Condominio

Il portiere licenziato deve lasciare subito l’alloggio

di Paolo Accoti

L’utilizzo gratuito dell’alloggio è prestazione accessoria del lavoro del portiere (che quindi non è un i nquilino) e per lo “sfratto” bisogna seguire la procedura del lavoro.

Il rapporto che intercorre tra l’assemblea del condominio e la persona fisica tenuta, tra l’altro, a svolgere compiti di vigilanza, di custodia e pulizia dell’edificio è un contratto di lavoro disciplinato dal Contratto Collettivo Nazionale di Lavoro per i dipendenti da proprietari di fabbricati, applicabile su tutto il territorio nazionaleanche nei condomìni. Il Ccnl individua, tra le varie tipologie, alcune che prevedono, appunto, l’alloggio: A2) portieri che prestano la loro opera per la vigilanza, la custodia e le altre mansioni accessorie degli stabili, fruendo di alloggio; A4) portieri che prestano la loro opera per la vigilanza, la custodia, la pulizia e le altre mansioni accessorie degli stabili, fruendo di alloggio; A7) Portieri che fruiscono di alloggio, addetti alla vigilanza con mezzi telematici (sistemi di video-sorveglianza, sistemi elettronici di controllo a distanza, eccetera), di particolare complessità e ampiezza, intendendosi per tali quelli dotati di almeno 6 schermi video; A9) portieri che fruiscono di alloggio, ai quali, dietro specifico incarico conferito per iscritto, venga affidato il compito aggiuntivo e continuativo di assistente operativo per il coordinamento di altri lavoratori del complesso immobiliare.

Le sentenze hanno da tempo chiarito che «in materia di rapporto di portierato, in favore di un condominio, l’assemblea dei condomini ha il potere di prestare direttamente il proprio consenso, anche per fatti concludenti, alla conclusione di un contratto. Ne consegue che l’instaurazione del rapporto di lavoro subordinato può essere desunta, oltre che da delibere assembleari, anche dalla esplicazione dell’attività lavorativa, dall’occupazione, da parte del lavoratore, dell’a ppartamento condominiale assegnato, e dall’accettazione della prestazione di lavoro da parte del condominio» (Cassazione, sentenza 5297/2014).

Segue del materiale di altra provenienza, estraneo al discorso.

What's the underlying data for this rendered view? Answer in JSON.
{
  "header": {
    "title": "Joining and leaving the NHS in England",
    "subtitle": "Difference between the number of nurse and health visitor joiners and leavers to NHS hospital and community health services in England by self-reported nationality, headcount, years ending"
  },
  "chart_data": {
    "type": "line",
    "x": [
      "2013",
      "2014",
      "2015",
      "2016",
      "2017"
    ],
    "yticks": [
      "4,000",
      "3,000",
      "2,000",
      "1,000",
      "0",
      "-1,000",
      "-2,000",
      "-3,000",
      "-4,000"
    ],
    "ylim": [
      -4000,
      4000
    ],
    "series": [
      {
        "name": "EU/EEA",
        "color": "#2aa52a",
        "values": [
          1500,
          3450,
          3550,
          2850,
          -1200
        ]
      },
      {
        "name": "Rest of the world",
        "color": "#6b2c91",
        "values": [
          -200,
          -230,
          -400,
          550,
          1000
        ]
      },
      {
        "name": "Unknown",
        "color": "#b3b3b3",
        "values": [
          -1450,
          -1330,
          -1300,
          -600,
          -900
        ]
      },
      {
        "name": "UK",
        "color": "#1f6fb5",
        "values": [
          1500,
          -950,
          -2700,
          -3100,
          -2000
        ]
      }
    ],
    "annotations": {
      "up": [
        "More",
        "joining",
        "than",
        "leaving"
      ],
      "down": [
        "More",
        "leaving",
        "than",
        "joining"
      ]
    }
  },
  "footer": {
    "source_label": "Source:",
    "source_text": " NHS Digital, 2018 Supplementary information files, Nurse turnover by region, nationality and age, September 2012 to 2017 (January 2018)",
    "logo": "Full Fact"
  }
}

Alla cessazione del rapporto di lavoro il dipendente è tenuto alla riconsegna dell’alloggio e l’eventuale giudizio per il rilascio dello stesso segue il rito del lavoro non essendo configurabile, in tali casi, un autonomo rapporto di locazione.

Così ha stabilito il Tribunale di Milano, in funzione di giudice del lavoro, con la sentenza pubblicata il 6 dicembre 2016.

Il contenzioso partiva dal licenziamento del portiere il quale, a sua volta, impugnava il licenziamento, ma la controversia veniva risolta con un accordo transattivo che dichiarava cessato consensualmente il rapporto lavorativo. Però il portiere non lasciava l’alloggio.

Il Tribunale ha quindi ricordato che la controversia relativa al rilascio dell’alloggio (...), se la concessione in godimento dell’immobile avviene in ragione del rapporto di lavoro per cui la stessa si qualifica come «prestazione accessoria del rapporto stesso funzionalmente collegata con la prestazione lavorativa, costituendone un parziale corrispettivo» (così la Cassazione, sentenza 18649/2012) , rientra a pieno titolo tra quelle indicate dall’articolo 409 del Codice di procedura civile.

Quindi, precisa il Tribunale, «l’utilizzazione dell’alloggio costituisce (...) una prestazione accessoria del rapporto di portierato e, in quanto tale, non integra un autonomo rapporto di locazione. Dunque tale patto accessorio segue le sorti del contratto cui accede, essendo a questo funzionalmente collegato, con evidente obbligo di rilascio al momento della cessazione del rapporto di lavoro».